У самой двери, примостившись на ящике из-под патронов, солдат возился с фонарем «летучая мышь». В углу за сколоченным из неструганых досок, покрытым синей засаленной клеенкой столом, опустив голову на согнутые в локтях руки, сидел майор. Казалось, он спал. Очевидно, усталость свалила его во время работы. На столе лежали испещренные разноцветными линиями карты, карандаши, раскрытая полевая сумка, котелок с остатками ужина, жестяная кружка и какие-то бумаги. Легкий сквознячок, проскальзывавший сквозь завешенную пятнистой плащ-палаткой дверь, еле-еле шевелил белые — то ли седые, то ли просто выгоревшие на солнце — волосы. По обращенной к свету части лица, по впалой, бледной щеке и резко исчерченному глубокими морщинами лбу скользили серые тени. Тишину нарушало доносящееся от противоположной стены кряхтенье лежащего на нарах, укрытого двумя шинелями лейтенанта — начальника штаба отдельного батальона 130-го латышского стрелкового корпуса.
Но сидящий за столом офицер не спал. Уже давно его мучила жестокая бессонница. Сейчас он думал. А думать было о чем.
Советские войска, продолжая активные действия на всей протяженности фронта от зеленых склонов Балкан до свинцовых вод Балтики, нанесли врагу несколько особенно сокрушительных ударов. Кровопролитные бои развернулись на территории Румынии, Югославии, Венгрии, Чехословакии и Польши. Наши части вышли на границу с Германией. Четко взаимодействовали фронты, и к концу лета армии вступили в Эстонию и Латвию. Не считаясь ни с какими потерями, гитлеровцы в безысходном отчаянии цеплялись за каждый более-менее приспособленный к обороне пункт и продолжали удерживать в своих руках важнейший стратегический узел Прибалтики — Ригу.
Осенью 44-го перед войсками Ленинградского, 1-го, 2-го и 3-го Прибалтийских фронтов Ставка Верховного Главнокомандования поставила задачу: одновременно, совместно с кораблями Краснознаменного Балтийского флота провести ряд мощных ударов и вбить «клинья» в боевые порядки группы вражеских армий «Север». Задача была не из легких. В своем составе противник имел 56 дивизий и 3 моторизованные бригады. Три четверти миллиона солдат, тысячи минометов, орудий и танков, сотни самолетов. В ходе операции предстояло расчленить группировку врага, затем последовательно уничтожить попавшие в «котлы» и «мешки» соединения и завершить полное освобождение Советской Прибалтики. По пространственному размаху и количеству привлеченных сил это наступление можно было считать одним из крупнейших в осенней кампании. Ригу и основную часть остававшейся еще под пятой оккупантов территории республики должны были освободить воины созданного в середине апреля 3-го Прибалтийского фронта под командованием генерала Масленникова и 2-го Прибалтийского, который возглавлял генерал Еременко. Главную роль в этой операции предстояло сыграть трем армиям: 10-й гвардейской генерала Казакова, 42-й — генерала Свиридова и 3-й ударной — генерала Симоняка. Честь освобождения столицы Латвии предоставлялась 130-му латышскому стрелковому корпусу, которым командовал генерал Брандкалн.

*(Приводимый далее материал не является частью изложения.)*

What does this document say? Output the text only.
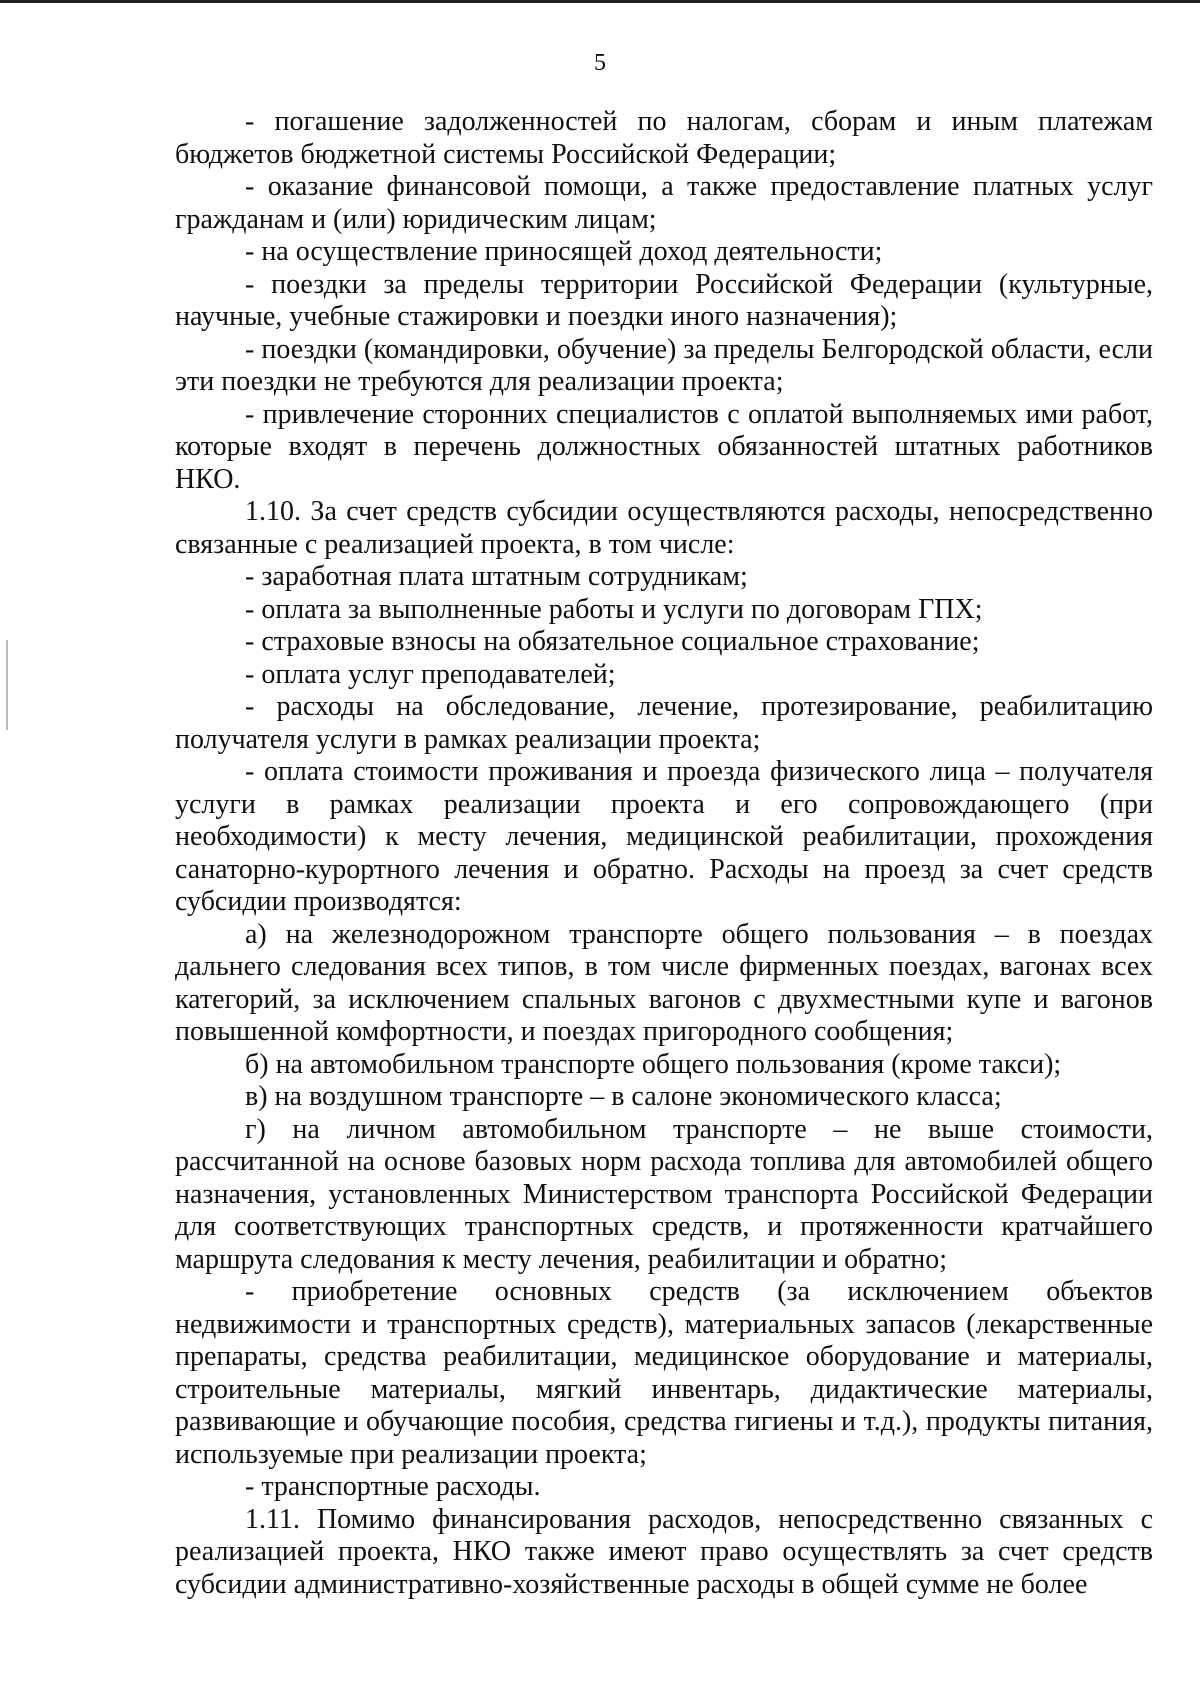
5

- погашение задолженностей по налогам, сборам и иным платежам бюджетов бюджетной системы Российской Федерации;

- оказание финансовой помощи, а также предоставление платных услуг гражданам и (или) юридическим лицам;

- на осуществление приносящей доход деятельности;

- поездки за пределы территории Российской Федерации (культурные, научные, учебные стажировки и поездки иного назначения);

- поездки (командировки, обучение) за пределы Белгородской области, если эти поездки не требуются для реализации проекта;

- привлечение сторонних специалистов с оплатой выполняемых ими работ, которые входят в перечень должностных обязанностей штатных работников НКО.

1.10. За счет средств субсидии осуществляются расходы, непосредственно связанные с реализацией проекта, в том числе:

- заработная плата штатным сотрудникам;

- оплата за выполненные работы и услуги по договорам ГПХ;

- страховые взносы на обязательное социальное страхование;

- оплата услуг преподавателей;

- расходы на обследование, лечение, протезирование, реабилитацию получателя услуги в рамках реализации проекта;

- оплата стоимости проживания и проезда физического лица – получателя услуги в рамках реализации проекта и его сопровождающего (при необходимости) к месту лечения, медицинской реабилитации, прохождения санаторно-курортного лечения и обратно. Расходы на проезд за счет средств субсидии производятся:

а) на железнодорожном транспорте общего пользования – в поездах дальнего следования всех типов, в том числе фирменных поездах, вагонах всех категорий, за исключением спальных вагонов с двухместными купе и вагонов повышенной комфортности, и поездах пригородного сообщения;

б) на автомобильном транспорте общего пользования (кроме такси);

в) на воздушном транспорте – в салоне экономического класса;

г) на личном автомобильном транспорте – не выше стоимости, рассчитанной на основе базовых норм расхода топлива для автомобилей общего назначения, установленных Министерством транспорта Российской Федерации для соответствующих транспортных средств, и протяженности кратчайшего маршрута следования к месту лечения, реабилитации и обратно;

- приобретение основных средств (за исключением объектов недвижимости и транспортных средств), материальных запасов (лекарственные препараты, средства реабилитации, медицинское оборудование и материалы, строительные материалы, мягкий инвентарь, дидактические материалы, развивающие и обучающие пособия, средства гигиены и т.д.), продукты питания, используемые при реализации проекта;

- транспортные расходы.

1.11. Помимо финансирования расходов, непосредственно связанных с реализацией проекта, НКО также имеют право осуществлять за счет средств субсидии административно-хозяйственные расходы в общей сумме не более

Да, задача была не из легких. Ее выполнение требовало огромного героизма и мужества советских солдат и мастерства и таланта полководцев.
На Рижском направлении противник возвел три хорошо продуманных и эшелонированных рубежа обороны. На создание укреплений не жалели ни бетона, ни леса, ни колючей проволоки. Тысячи узников, согнанных почти из всех лагерей, буквально замостили своими костями эскарпы и противотанковые рвы. Первый рубеж «Валга» имел две оборонительных полосы, простиравшиеся в тыл на 10–12 километров. В 80 километрах от него находился «Цесис» — сплошная траншея: доты, дзоты, опутанные паутиной ходов сообщения с хорошо пристрелянными огневыми позициями. И наконец, третий, считавшийся неприступным, рубеж «Сигулда», в него входили две основных полосы и три промежуточные позиции. В районе города проходили круговые оборонительные обводы. Вот за всеми этими «семью печатями», которые предстояло вскрыть нашим бойцам, находилась Рига — родина комбата-майора.
Неожиданно где-то наверху загрохотало. Послышались отдельные выстрелы, сухая дробь автоматных и пулеметных очередей. Из щелей между бревен на потолке посыпался песок.
Резко качнулось и вытянулось почти параллельно столу красноватое пламя. В узкую дверь блиндажа протиснулся пожилой солдат. Остановившись у стола, он огляделся, кашлянул, прикрыв ладонью рот, и шепотом произнес:
— Товарищ майор? А, товарищ майор?
Офицер даже не пошевелился. Боец, колдовавший над фонарем, приподнял голову и приложил палец к губам.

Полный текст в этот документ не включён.